O patriotismo em questão no Brasil
Enviada em 07/12/2020
O escritor pré-modernista Lima Barreto representou de forma crítica a realidade tupiniquim em sua obra ‘‘O triste fim de Policarpo Quaresma’’. Com o patriotismo ingênuo e idealizado, Policarpo busca melhorar o país. Ao decorrer da jornada, contudo, o protagonista começa a compreender o real Brasil: elitista, excludente e preconceituoso. Na comtemporâneidade, a manutenção do cenário de exclusão impede a formação de um verdadeiro patriotismo.
Primeiramente, precisa-se entender como a nação de pátria é artificial no Brasil. As tranformações no país são fundamentadas em interesses pessoais e não contam com a participação popular. A proclamação da Independência e da República, nesse sentido, marcam vontades particulares e o povo não percebeu grandes mudanças. Eventos grandiosos como esses, quandoo feitos pela população, evidenciam o sentimento de identidade e pertencimento. Como consequência dessa exclusão, a formação do Brasil como país não foi acompanhada de um sentimento identitário, nem de uma consciência política. O patriotismo, assim, não pode existir.

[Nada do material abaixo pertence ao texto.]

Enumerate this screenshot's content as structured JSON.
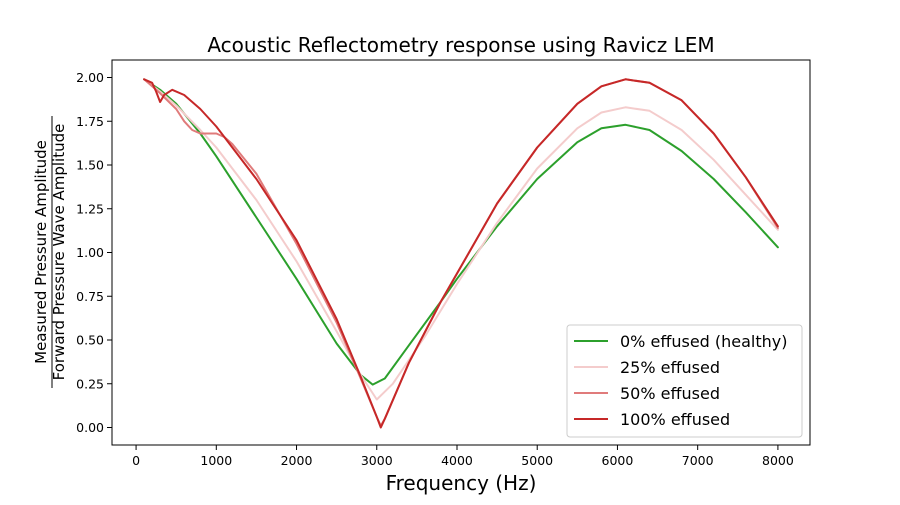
{
  "chart_data": {
    "type": "line",
    "title": "Acoustic Reflectometry response using Ravicz LEM",
    "xlabel": "Frequency (Hz)",
    "ylabel_numerator": "Measured Pressure Amplitude",
    "ylabel_denominator": "Forward Pressure Wave Amplitude",
    "xlim": [
      -300,
      8400
    ],
    "ylim": [
      -0.1,
      2.1
    ],
    "xticks": [
      0,
      1000,
      2000,
      3000,
      4000,
      5000,
      6000,
      7000,
      8000
    ],
    "yticks": [
      0.0,
      0.25,
      0.5,
      0.75,
      1.0,
      1.25,
      1.5,
      1.75,
      2.0
    ],
    "grid": false,
    "legend_position": "lower-right",
    "series": [
      {
        "name": "0% effused (healthy)",
        "color": "#2ca02c",
        "x": [
          100,
          300,
          500,
          800,
          1000,
          1500,
          2000,
          2500,
          2800,
          2950,
          3100,
          3400,
          3800,
          4000,
          4500,
          5000,
          5500,
          5800,
          6100,
          6400,
          6800,
          7200,
          7600,
          8000
        ],
        "y": [
          1.99,
          1.93,
          1.85,
          1.68,
          1.55,
          1.2,
          0.85,
          0.48,
          0.3,
          0.245,
          0.28,
          0.47,
          0.72,
          0.85,
          1.15,
          1.42,
          1.63,
          1.71,
          1.73,
          1.7,
          1.58,
          1.42,
          1.23,
          1.03
        ]
      },
      {
        "name": "25% effused",
        "color": "#f4cccc",
        "x": [
          100,
          300,
          500,
          800,
          1000,
          1500,
          2000,
          2500,
          2800,
          3000,
          3200,
          3600,
          4000,
          4500,
          5000,
          5500,
          5800,
          6100,
          6400,
          6800,
          7200,
          7600,
          8000
        ],
        "y": [
          1.99,
          1.92,
          1.84,
          1.7,
          1.6,
          1.3,
          0.95,
          0.55,
          0.3,
          0.16,
          0.25,
          0.52,
          0.82,
          1.17,
          1.48,
          1.71,
          1.8,
          1.83,
          1.81,
          1.7,
          1.53,
          1.33,
          1.13
        ]
      },
      {
        "name": "50% effused",
        "color": "#e07b7b",
        "x": [
          100,
          300,
          500,
          600,
          700,
          800,
          900,
          1000,
          1100,
          1200,
          1500,
          2000,
          2500,
          2800,
          3000,
          3050,
          3100,
          3400,
          3800,
          4000,
          4500,
          5000,
          5500,
          5800,
          6100,
          6400,
          6800,
          7200,
          7600,
          8000
        ],
        "y": [
          1.99,
          1.91,
          1.82,
          1.75,
          1.7,
          1.68,
          1.68,
          1.68,
          1.66,
          1.62,
          1.45,
          1.05,
          0.6,
          0.28,
          0.06,
          0.01,
          0.05,
          0.37,
          0.72,
          0.88,
          1.28,
          1.6,
          1.85,
          1.95,
          1.99,
          1.97,
          1.87,
          1.68,
          1.43,
          1.14
        ]
      },
      {
        "name": "100% effused",
        "color": "#c62828",
        "x": [
          100,
          200,
          250,
          300,
          350,
          450,
          600,
          800,
          1000,
          1500,
          2000,
          2500,
          2800,
          3000,
          3050,
          3100,
          3400,
          3800,
          4000,
          4500,
          5000,
          5500,
          5800,
          6100,
          6400,
          6800,
          7200,
          7600,
          8000
        ],
        "y": [
          1.99,
          1.97,
          1.92,
          1.86,
          1.9,
          1.93,
          1.9,
          1.82,
          1.72,
          1.42,
          1.07,
          0.62,
          0.29,
          0.06,
          0.0,
          0.05,
          0.37,
          0.72,
          0.88,
          1.28,
          1.6,
          1.85,
          1.95,
          1.99,
          1.97,
          1.87,
          1.68,
          1.43,
          1.15
        ]
      }
    ]
  }
}
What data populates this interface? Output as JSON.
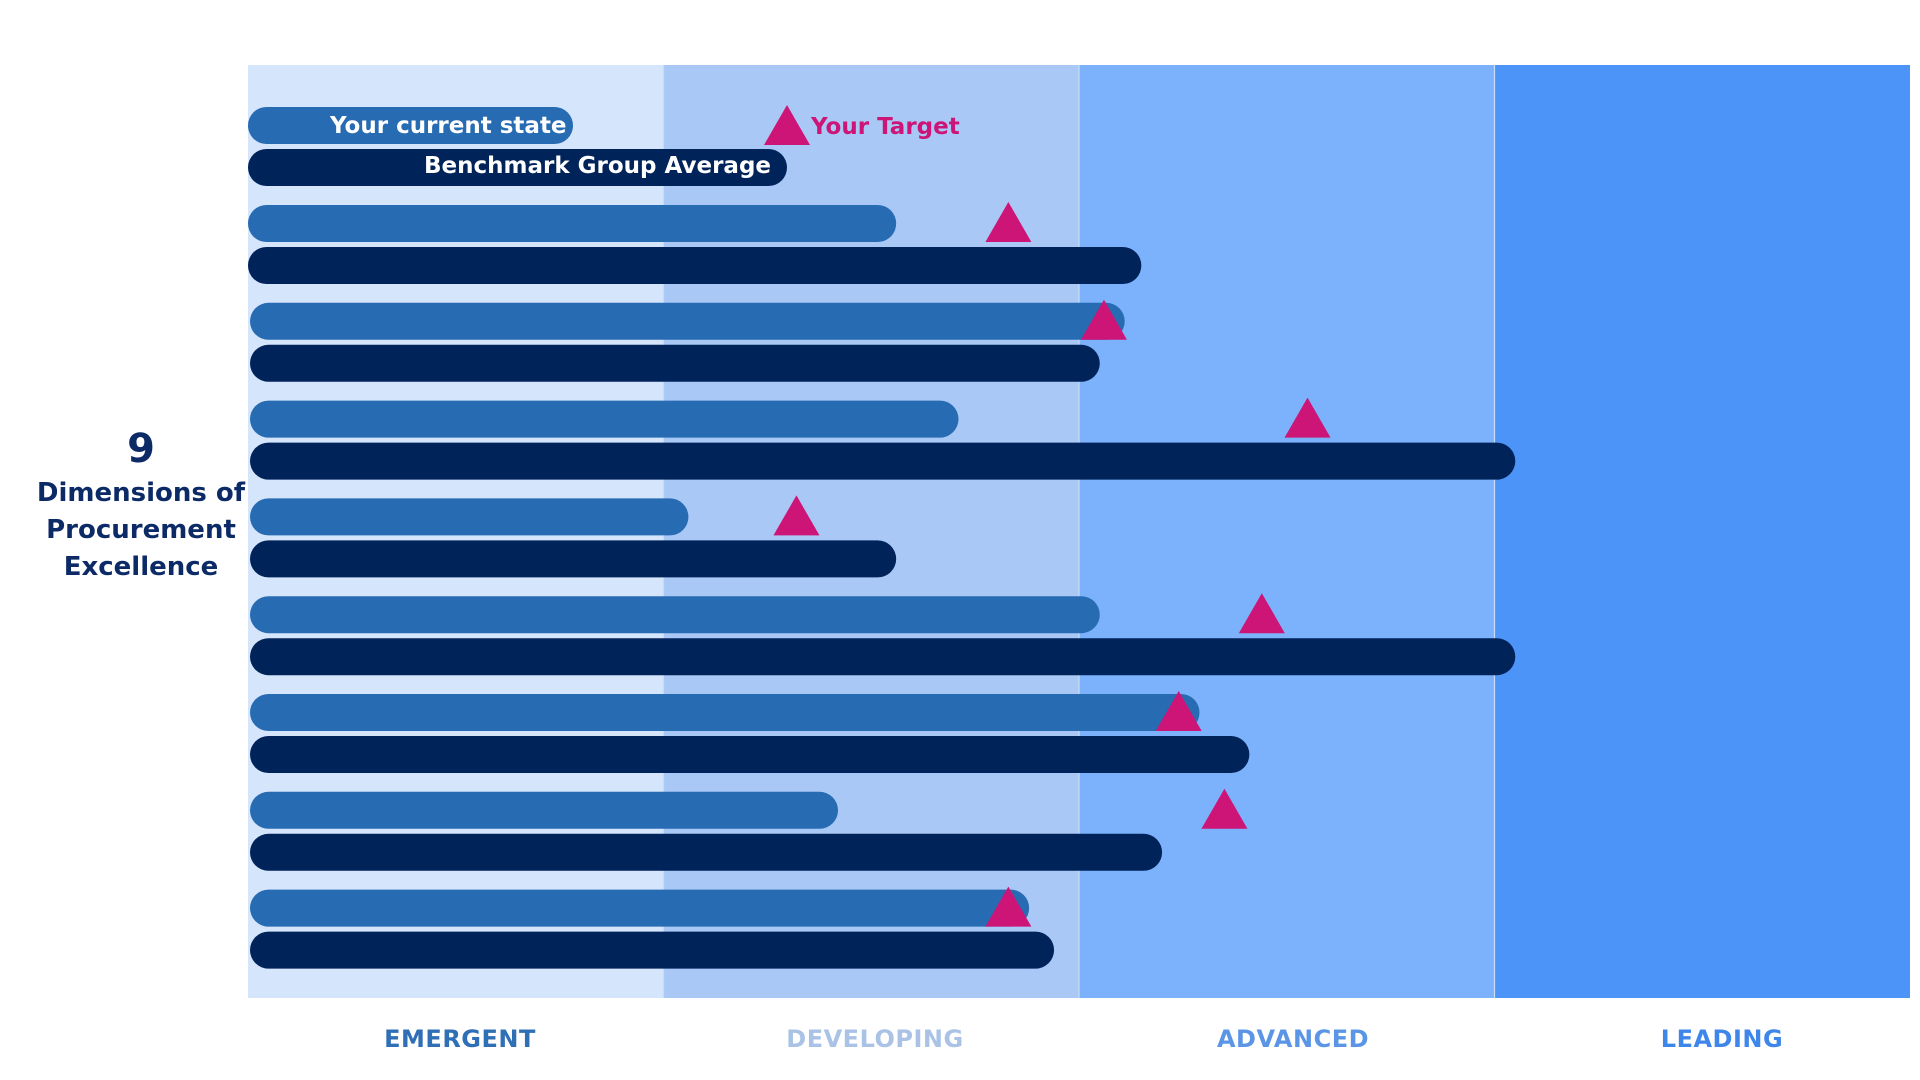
{
  "side_label": {
    "number": "9",
    "text_lines": [
      "Dimensions of",
      "Procurement",
      "Excellence"
    ]
  },
  "legend": {
    "current": "Your current state",
    "benchmark": "Benchmark Group Average",
    "target": "Your Target"
  },
  "colors": {
    "current": "#276bb3",
    "benchmark": "#00235a",
    "target": "#cc1577",
    "band_emergent": "#d4e5fc",
    "band_developing": "#a9c8f5",
    "band_advanced": "#7cb1fb",
    "band_leading": "#4c94f8",
    "label_emergent": "#2f6fb6",
    "label_developing": "#a9c2e6",
    "label_advanced": "#5a95e6",
    "label_leading": "#3f86ea"
  },
  "chart_data": {
    "type": "bar",
    "orientation": "horizontal",
    "xlim": [
      0,
      4
    ],
    "stages": [
      "EMERGENT",
      "DEVELOPING",
      "ADVANCED",
      "LEADING"
    ],
    "series": [
      {
        "name": "Your current state",
        "values": [
          1.56,
          2.11,
          1.71,
          1.06,
          2.05,
          2.29,
          1.42,
          1.88
        ]
      },
      {
        "name": "Benchmark Group Average",
        "values": [
          2.15,
          2.05,
          3.05,
          1.56,
          3.05,
          2.41,
          2.2,
          1.94
        ]
      },
      {
        "name": "Your Target",
        "values": [
          1.83,
          2.06,
          2.55,
          1.32,
          2.44,
          2.24,
          2.35,
          1.83
        ]
      }
    ]
  }
}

Além disso, o cenário de desigualdade endêmico corrobora para que o patriostimo seja falso. As raízes da pátria são a escravidão e o patriarcado. Assim como mantém-se o povo distante das transformções, há a perpetuação da discriminação racial - a falta de acesso à boa eduação, oportunidade de emprego desiguais e violência policial- e da discriminação de gênero - estereótipos, salários desiguais e violência doméstica. Dessa maneira, nega-se a cidadania a grande parte da população e, a partir disso, impede-se a noção de pertencimento. O patriotismo, então, continua a ser uma impossibilidade.
Fica evidente, portanto, que, para o patriotismo verdadeiro, é necessário combater a exclusão histórica. Nesse sentido, o Ministério da Educação, em parceria com as Secretarias Municipais, deve garantir que o currículo escolar aborde de maneira crítica a história tupiniquim por meio da representação dos diferentes gruposque formam o país com o objetivo de formar indivíduos que compreendem a construção do Brasil. Ademais, o poder Executivo, em conjunto com o Judiciário, precisa garantir que a Constituição seja cumprida para combater injustiças e discriminações a fim de garantir a cidadania da população.